No, it means that the state is an eigenstate of the Hamiltonian (or something that commutes with the Hamiltonian, which comes down to the same thing). These states do not change (except for a phase) as they evolve over time according to the Schrodinger equation. One such state is a state of constant momentum, equivalent to a classical particle moving at a constant speed. Of course the (expectation value of the) position of the particle will be changing in this stationary state, not surprising as the position operator does not commute with the Hamiltonian.

There's no such thing as a state that is or is not a superposition. You pick a basis, and in that basis some states will be superpositions and others won't; pick a different basis and some of the superpositions in the old basis won't be in the new basis, and vice versa.

Last edited: Sep 29, 2015
5. Sep 29, 2015

### vanhees71

This is a bit misleading. First of all you are right that a pure stationary state is described by a statistical operator
$$\hat{R}(t)=|u_E(t) \rangle \langle u_E(t) |$$
with a normalized energy eigenvector, which in the Schrödinger picture of time evolution evolves like
$$|u_E(t) \rangle=\exp(-\mathrm{i} \hat{H} t) |u_E(0) \rangle=\exp(-\mathrm{i} E t) |u_E(0) \rangle,$$
i.e., the representing vector changes by a phase factor. The state doesn't change at all, i.e.,
$$\hat{R}(t)=\hat{R}(0)=\text{const}.$$
That's why it's a stationary state, which is defined to be constant in time (in the Schrödinger picture of time evolution).

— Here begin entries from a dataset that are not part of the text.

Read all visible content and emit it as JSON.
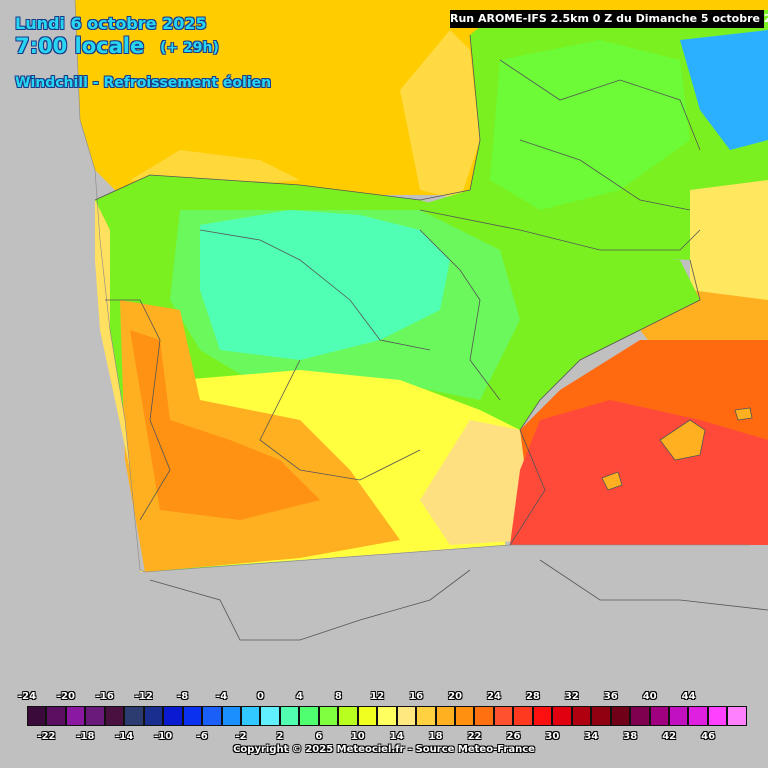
{
  "header": {
    "date": "Lundi 6 octobre 2025",
    "hour": "7:00 locale",
    "lead": "(+ 29h)",
    "parameter": "Windchill - Refroissement éolien"
  },
  "run_info": "Run AROME-IFS 2.5km 0 Z du Dimanche 5 octobre 2025",
  "copyright": "Copyright © 2025 Meteociel.fr - Source Meteo-France",
  "legend": {
    "upper_labels": [
      "-24",
      "-20",
      "-16",
      "-12",
      "-8",
      "-4",
      "0",
      "4",
      "8",
      "12",
      "16",
      "20",
      "24",
      "28",
      "32",
      "36",
      "40",
      "44"
    ],
    "lower_labels": [
      "-22",
      "-18",
      "-14",
      "-10",
      "-6",
      "-2",
      "2",
      "6",
      "10",
      "14",
      "18",
      "22",
      "26",
      "30",
      "34",
      "38",
      "42",
      "46"
    ],
    "colors": [
      "#3a0a3a",
      "#5a0f60",
      "#8a18a0",
      "#6a1a7a",
      "#4a1040",
      "#2c3c70",
      "#1a2e90",
      "#0a1ad0",
      "#0a30f0",
      "#1a60f8",
      "#1a90ff",
      "#30c8ff",
      "#60f0ff",
      "#50ffb0",
      "#50ff70",
      "#80ff40",
      "#b8ff20",
      "#f0ff20",
      "#ffff60",
      "#ffe880",
      "#ffd040",
      "#ffb020",
      "#ff9010",
      "#ff7010",
      "#ff5030",
      "#ff3820",
      "#ff1010",
      "#e00010",
      "#b00010",
      "#900010",
      "#700018",
      "#800050",
      "#a00080",
      "#c010c0",
      "#e020e0",
      "#ff40ff",
      "#ff80ff"
    ]
  },
  "map": {
    "colors": {
      "sea_background": "#c0c0c0",
      "warm_sea": "#ffcc00",
      "yellow_sea": "#ffe860",
      "orange_sea": "#ff6a10",
      "red_sea": "#ff4a3a",
      "green": "#7af020",
      "light_green": "#5cff60",
      "cyan": "#40ffe0",
      "blue": "#2ab0ff",
      "yellow": "#ffff40",
      "light_orange": "#ffb020",
      "dark_orange": "#ff8a10",
      "border_line": "#555555"
    }
  }
}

Consequently also the expectation values of observables that are not explicitly time dependent are constant in time. Indeed, in the Schrödinger picture such an observable is represented by a self-adjoint operator that doesn't depend on time at all, i.e.,
$$\hat{A}(t)=\hat{A}(0)=\text{const}$$
and consequently
$$\langle A(t) \rangle=\mathrm{Tr} [\hat{R}(t) \hat{A}(t)] = \mathrm{Tr} [\hat{R}(0) \hat{A}(0)]=\text{const}.$$
Of course, that does not mean that a particle in a stationary state always has 0 momentum.

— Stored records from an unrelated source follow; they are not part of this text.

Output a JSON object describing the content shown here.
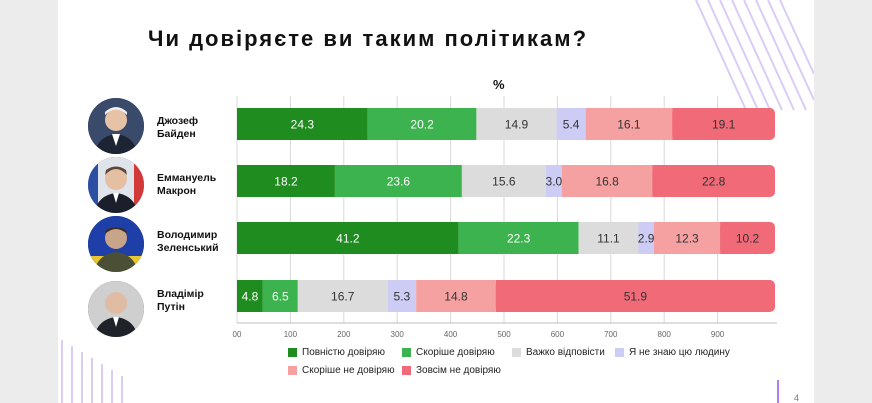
{
  "title": "Чи довіряєте ви таким політикам?",
  "unit": "%",
  "page_number": "4",
  "colors": {
    "fully_trust": "#1e8c1e",
    "rather_trust": "#3cb34e",
    "hard_to_say": "#dcdcdc",
    "dont_know": "#ccccf4",
    "rather_not_trust": "#f6a1a1",
    "not_trust_at_all": "#f06a78",
    "accent": "#b07cf0"
  },
  "chart_data": {
    "type": "bar",
    "orientation": "horizontal",
    "stacked": true,
    "categories": [
      "Джозеф\nБайден",
      "Еммануель\nМакрон",
      "Володимир\nЗеленський",
      "Владімір\nПутін"
    ],
    "series": [
      {
        "name": "Повністю довіряю",
        "values": [
          24.3,
          18.2,
          41.2,
          4.8
        ]
      },
      {
        "name": "Скоріше довіряю",
        "values": [
          20.2,
          23.6,
          22.3,
          6.5
        ]
      },
      {
        "name": "Важко відповісти",
        "values": [
          14.9,
          15.6,
          11.1,
          16.7
        ]
      },
      {
        "name": "Я не знаю цю людину",
        "values": [
          5.4,
          3.0,
          2.9,
          5.3
        ]
      },
      {
        "name": "Скоріше не довіряю",
        "values": [
          16.1,
          16.8,
          12.3,
          14.8
        ]
      },
      {
        "name": "Зовсім не довіряю",
        "values": [
          19.1,
          22.8,
          10.2,
          51.9
        ]
      }
    ],
    "xticks": [
      "00",
      "100",
      "200",
      "300",
      "400",
      "500",
      "600",
      "700",
      "800",
      "900"
    ],
    "xlim": [
      0,
      100
    ],
    "grid": true,
    "legend_position": "bottom"
  }
}
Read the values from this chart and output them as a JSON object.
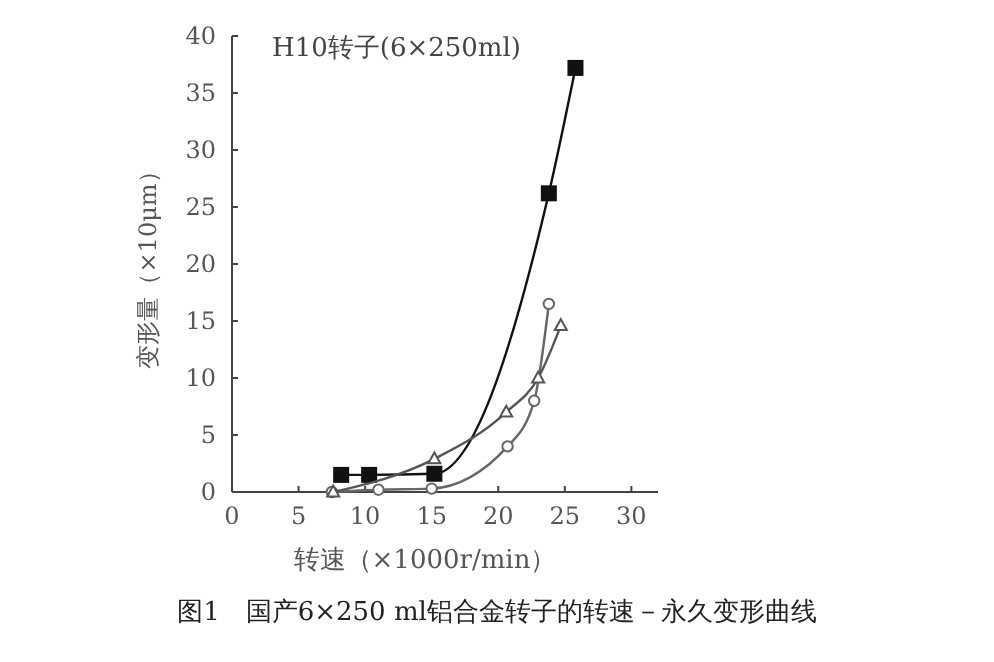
{
  "chart_data": {
    "type": "line",
    "title": "H10转子(6×250ml)",
    "xlabel": "转速（×1000r/min）",
    "ylabel": "变形量（×10μm）",
    "annotations": [
      "图1　国产6×250 ml铝合金转子的转速－永久变形曲线"
    ],
    "xlim": [
      0,
      32
    ],
    "xticks": [
      0,
      5,
      10,
      15,
      20,
      25,
      30
    ],
    "ylim": [
      0,
      40
    ],
    "yticks": [
      0,
      5,
      10,
      15,
      20,
      25,
      30,
      35,
      40
    ],
    "grid": false,
    "series": [
      {
        "color": "#111111",
        "marker": "square",
        "x": [
          8.2,
          10.3,
          15.2,
          23.8,
          25.8
        ],
        "values": [
          1.5,
          1.5,
          1.6,
          26.2,
          37.2
        ]
      },
      {
        "color": "#666666",
        "marker": "circle",
        "x": [
          7.5,
          11,
          15,
          20.7,
          22.7,
          23.8
        ],
        "values": [
          0,
          0.2,
          0.3,
          4.0,
          8.0,
          16.5
        ]
      },
      {
        "color": "#555555",
        "marker": "triangle",
        "x": [
          7.6,
          15.2,
          20.6,
          23.0,
          24.7
        ],
        "values": [
          0,
          2.9,
          7.0,
          10.0,
          14.6
        ]
      }
    ]
  }
}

Now to the free particle. Here, no energy-eigenstate is represented by a true Hilbert-space vector but by a generalized eigenket, which is only "normalizable" to a $\delta$ distribution,
$$\langle p|p' \rangle=2 \pi \delta(p-p').$$
The energy eigenstates are uniquely labeled by the momentum eigenstates in this case, because
$$\hat{H}=\frac{\hat{p}^2}{2m}.$$
Thus also any eigenstate of the Hamiltonian is not a representant of a state the particle can be in. A proper state is rather represented by a "wave packet", i.e., a true Hilbert-space vector
$$|\psi(t) \rangle=\int_{\mathbb{R}} \mathrm{d} p \frac{1}{\sqrt{2 \pi}} A(p) \exp(-\mathrm{i} E(p) t) |p \rangle, \quad E(p)=\frac{p^2}{2m}$$
which is normalizable,
$$\langle \psi(t)| \psi(t) \rangle=\frac{1}{2 \pi} \int_{\mathbb{R}} \mathrm{d} p \int_{\mathbb{R}} \mathrm{d} p' A^*(p) A(p') \exp[-\mathrm{i}(E(p')-E(p))] \langle p|p' \rangle =\int_{\mathbb{R}} \mathrm{d} p |A(p)|^2 \stackrel{!}{=}1.$$
Thus the function $A(p)$ must be square integrable.

A nice example is the Gaussian wave packet with
$$A(p)=N \exp[-\frac{(p-p_0)^2}{4 \sigma_p^2}].$$
You can show that the expectation values of the corresponding state $|\psi(t) \rangle$ of position and momentum are like the motion of classical particle with the average momentum $\langle p \rangle=p_0$,
$$\langle x(t) \rangle=\frac{p_0}{m} t$$.

6. Sep 29, 2015

### kith

To expand on what Nugatory said: if you know the exact state of your system before a measurement, you won't get additional information by performing the measurement. If you have a particle moving with a well determined momentum, you can of course learn something about its uncertain position by performing a position measurement. But in the process, you will also forget something about its momentum - this is expressed in the HUP.

Whether you view your initial state as an (approximate) momentum eigenstate or a superposition of position eigenstates depends on the measurement you are going to perform.